The question is, will the loans be worth €54bn in 10 years’ time? If they are, there is no cost to the taxpayer. If they are not, there will be a cost. If they should turn out to be worth more, the taxpayer will gain. It may not, however, be the most important question.
I don’t get into the mechanics of economics on this blog, because I’m very conservative about how much I actually know about them. But if I take the fire extinguisher to the burning wheelie bins of my mind for a moment and attempt to recall one of the first things I learnt in economics class, the matter of opportunity cost looms rather large reading the above sentences.
A good illustration of opportunity cost comes from this example by libertarian economist Tyler Cowen, of the man who spent one year in the business of trading one red paperclip for a house.
Kyle traded his way up through a fish pen, a Coleman stove, a generator, a snowmobile, a van, one year’s free rent in Phoenix, an afternoon with rock star Alice Cooper, and finally to the house, one year later.
That sounds impressive, but was it worth the time and trouble? The answer is yes, but not for the reasons we might think.

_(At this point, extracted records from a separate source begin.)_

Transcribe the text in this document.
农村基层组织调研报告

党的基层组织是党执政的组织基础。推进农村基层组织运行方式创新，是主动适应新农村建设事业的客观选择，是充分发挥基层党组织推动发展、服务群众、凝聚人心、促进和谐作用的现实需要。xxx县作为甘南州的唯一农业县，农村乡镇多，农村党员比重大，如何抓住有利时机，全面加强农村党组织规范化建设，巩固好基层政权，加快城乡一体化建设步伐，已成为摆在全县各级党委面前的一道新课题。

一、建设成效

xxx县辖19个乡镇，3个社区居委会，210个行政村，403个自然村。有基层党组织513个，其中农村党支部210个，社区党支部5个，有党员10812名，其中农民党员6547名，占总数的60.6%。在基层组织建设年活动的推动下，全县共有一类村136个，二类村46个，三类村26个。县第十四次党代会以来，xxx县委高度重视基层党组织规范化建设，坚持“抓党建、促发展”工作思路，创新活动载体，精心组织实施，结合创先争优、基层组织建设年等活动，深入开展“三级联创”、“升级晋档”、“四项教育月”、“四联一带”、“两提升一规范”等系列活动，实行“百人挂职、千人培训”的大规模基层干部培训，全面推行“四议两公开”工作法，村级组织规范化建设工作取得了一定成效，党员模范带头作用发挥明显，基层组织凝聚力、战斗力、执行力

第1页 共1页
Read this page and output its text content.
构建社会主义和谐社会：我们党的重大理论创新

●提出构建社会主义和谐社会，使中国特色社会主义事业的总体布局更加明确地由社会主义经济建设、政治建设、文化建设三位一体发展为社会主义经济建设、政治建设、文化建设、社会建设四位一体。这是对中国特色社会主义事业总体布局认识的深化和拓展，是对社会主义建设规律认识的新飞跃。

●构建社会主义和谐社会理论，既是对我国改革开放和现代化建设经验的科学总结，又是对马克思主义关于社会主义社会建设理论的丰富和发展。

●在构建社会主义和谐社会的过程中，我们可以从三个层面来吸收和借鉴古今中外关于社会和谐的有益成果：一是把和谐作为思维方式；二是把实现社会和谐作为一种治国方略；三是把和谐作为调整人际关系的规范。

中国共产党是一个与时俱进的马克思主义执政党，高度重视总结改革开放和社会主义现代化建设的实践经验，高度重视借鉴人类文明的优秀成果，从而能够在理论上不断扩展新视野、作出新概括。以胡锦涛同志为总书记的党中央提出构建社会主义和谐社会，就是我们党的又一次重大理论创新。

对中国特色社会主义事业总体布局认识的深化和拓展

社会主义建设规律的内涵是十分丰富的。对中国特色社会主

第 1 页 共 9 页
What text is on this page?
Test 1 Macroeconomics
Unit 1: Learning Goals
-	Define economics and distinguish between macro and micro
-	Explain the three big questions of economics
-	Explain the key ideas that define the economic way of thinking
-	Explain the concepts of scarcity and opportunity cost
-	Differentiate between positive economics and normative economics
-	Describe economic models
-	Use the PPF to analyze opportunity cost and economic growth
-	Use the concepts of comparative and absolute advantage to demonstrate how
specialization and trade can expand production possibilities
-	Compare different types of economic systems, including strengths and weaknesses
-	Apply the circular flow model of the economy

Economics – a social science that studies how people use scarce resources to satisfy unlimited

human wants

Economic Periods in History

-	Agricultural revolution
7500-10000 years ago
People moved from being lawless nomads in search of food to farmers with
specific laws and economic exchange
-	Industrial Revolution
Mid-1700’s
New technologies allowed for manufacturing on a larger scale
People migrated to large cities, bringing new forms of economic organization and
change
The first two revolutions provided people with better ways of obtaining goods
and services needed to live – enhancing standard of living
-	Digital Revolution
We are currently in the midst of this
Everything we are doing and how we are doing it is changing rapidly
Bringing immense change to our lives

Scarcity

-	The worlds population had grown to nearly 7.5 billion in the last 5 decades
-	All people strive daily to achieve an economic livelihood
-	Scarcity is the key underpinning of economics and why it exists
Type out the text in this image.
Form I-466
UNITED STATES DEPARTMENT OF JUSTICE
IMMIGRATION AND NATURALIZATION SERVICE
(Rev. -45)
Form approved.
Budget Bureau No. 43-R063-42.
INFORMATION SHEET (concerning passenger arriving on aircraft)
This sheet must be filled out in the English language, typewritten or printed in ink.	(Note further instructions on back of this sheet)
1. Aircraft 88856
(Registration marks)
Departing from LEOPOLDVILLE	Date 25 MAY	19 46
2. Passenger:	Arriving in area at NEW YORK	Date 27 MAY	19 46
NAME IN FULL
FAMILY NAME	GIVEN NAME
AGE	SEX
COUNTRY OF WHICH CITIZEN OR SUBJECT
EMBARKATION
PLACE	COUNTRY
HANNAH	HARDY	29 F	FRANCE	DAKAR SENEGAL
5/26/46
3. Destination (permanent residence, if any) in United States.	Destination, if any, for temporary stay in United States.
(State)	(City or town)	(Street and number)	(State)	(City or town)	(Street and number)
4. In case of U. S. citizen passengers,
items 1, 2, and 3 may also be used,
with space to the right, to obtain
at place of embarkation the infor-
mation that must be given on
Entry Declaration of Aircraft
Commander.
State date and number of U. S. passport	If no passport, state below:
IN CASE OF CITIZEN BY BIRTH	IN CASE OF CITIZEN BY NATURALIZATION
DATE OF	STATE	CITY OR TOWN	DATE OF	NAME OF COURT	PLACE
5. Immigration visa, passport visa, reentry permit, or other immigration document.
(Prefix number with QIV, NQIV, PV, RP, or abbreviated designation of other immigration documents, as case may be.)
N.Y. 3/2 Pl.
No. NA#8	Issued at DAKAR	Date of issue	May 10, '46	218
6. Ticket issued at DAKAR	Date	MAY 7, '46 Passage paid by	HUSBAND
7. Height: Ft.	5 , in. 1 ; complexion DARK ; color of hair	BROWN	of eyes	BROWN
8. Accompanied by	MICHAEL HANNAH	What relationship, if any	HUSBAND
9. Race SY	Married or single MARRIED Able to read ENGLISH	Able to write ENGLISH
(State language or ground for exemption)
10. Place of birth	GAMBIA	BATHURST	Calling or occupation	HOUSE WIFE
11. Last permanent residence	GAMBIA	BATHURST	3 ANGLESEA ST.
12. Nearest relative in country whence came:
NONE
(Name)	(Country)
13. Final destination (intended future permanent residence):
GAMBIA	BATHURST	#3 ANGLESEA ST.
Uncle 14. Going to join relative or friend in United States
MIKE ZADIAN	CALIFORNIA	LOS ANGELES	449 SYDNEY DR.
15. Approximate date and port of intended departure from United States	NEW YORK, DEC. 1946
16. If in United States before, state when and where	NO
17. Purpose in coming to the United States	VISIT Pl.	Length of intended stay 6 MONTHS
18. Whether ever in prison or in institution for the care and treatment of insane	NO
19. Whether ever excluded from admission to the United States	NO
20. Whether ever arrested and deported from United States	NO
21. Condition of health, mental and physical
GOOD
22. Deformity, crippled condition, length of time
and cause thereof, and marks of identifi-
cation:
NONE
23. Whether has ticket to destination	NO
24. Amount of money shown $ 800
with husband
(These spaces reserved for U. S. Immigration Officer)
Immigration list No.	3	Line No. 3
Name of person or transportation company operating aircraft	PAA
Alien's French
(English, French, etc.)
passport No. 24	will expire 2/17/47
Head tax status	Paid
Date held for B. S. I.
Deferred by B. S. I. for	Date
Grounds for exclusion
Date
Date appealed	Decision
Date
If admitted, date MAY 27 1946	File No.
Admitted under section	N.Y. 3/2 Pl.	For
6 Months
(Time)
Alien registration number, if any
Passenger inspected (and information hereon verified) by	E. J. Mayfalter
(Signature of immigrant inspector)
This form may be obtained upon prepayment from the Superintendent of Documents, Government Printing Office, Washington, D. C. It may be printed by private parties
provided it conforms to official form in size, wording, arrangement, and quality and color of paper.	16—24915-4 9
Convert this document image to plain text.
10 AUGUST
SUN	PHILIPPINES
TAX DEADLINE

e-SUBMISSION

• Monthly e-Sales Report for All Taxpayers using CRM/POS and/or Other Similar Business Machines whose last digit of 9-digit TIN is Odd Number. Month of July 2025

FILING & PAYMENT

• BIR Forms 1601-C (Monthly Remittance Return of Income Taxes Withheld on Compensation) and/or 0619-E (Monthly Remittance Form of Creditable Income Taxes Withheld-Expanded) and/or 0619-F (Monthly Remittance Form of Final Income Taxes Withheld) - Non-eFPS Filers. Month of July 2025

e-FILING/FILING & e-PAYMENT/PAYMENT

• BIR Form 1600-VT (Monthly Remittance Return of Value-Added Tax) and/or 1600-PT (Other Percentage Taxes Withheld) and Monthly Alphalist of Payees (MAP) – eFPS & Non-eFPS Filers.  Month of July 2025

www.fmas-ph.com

Judging from the local real estate market, Kyle’s house is worth about $50,000. Why didn’t Kyle just go out and buy a house? Surely such a smart and able person could have spent the year working at a good job. Even if Kyle would not have earned much his first year, he would, over time, likely attain a much higher wage. A good floor trader on a commodities exchange can become a millionaire. A good salesman can, on commission, earn more than a company president. The cost of Kyle’s trading is not what he could have earned his first year, but rather what he could have earned in that one missing year from the latter part of his career. I’ll hazard a guess that is more than $100,000, or in other words, more than the value of the house.
So, with regard to NAMA, even if the loans are worth more than €54bn in 10 years’ time, following the logic of opportunity cost, that does not mean that there is no cost to the taxpayer, since the cost to the taxpayer really ought to be measured in terms of what could have been done with that €54bn during the ten year period. I will leave the calculations of how that €54bn could otherwise have been used up to you.
But, with regard to NAMA, why focus on the taxpayer? Joan Burton was on the radio yesterday talking about how the Labour party’s interest was in protecting the taxpayer. It was as though the function of government were that of a private investment agency and the taxpayer’s role that of the investor, which I suppose is not so surprising in a place where the notion of the country as an incorporated enterprise -Ireland Inc- is commonplace among politicians and media. There are lots of problems with this paradigm, not least the fact that there are lots of citizens who would not fall under the rubric of ‘taxpayer’, but who will nonetheless be directly affected by the decision to fork out €54bn on property loans. Most of them are under 18, and a substantial number of them aren’t born yet. Perhaps their economics teachers will point to their dilapidated schools as an illustration of the concept of opportunity cost.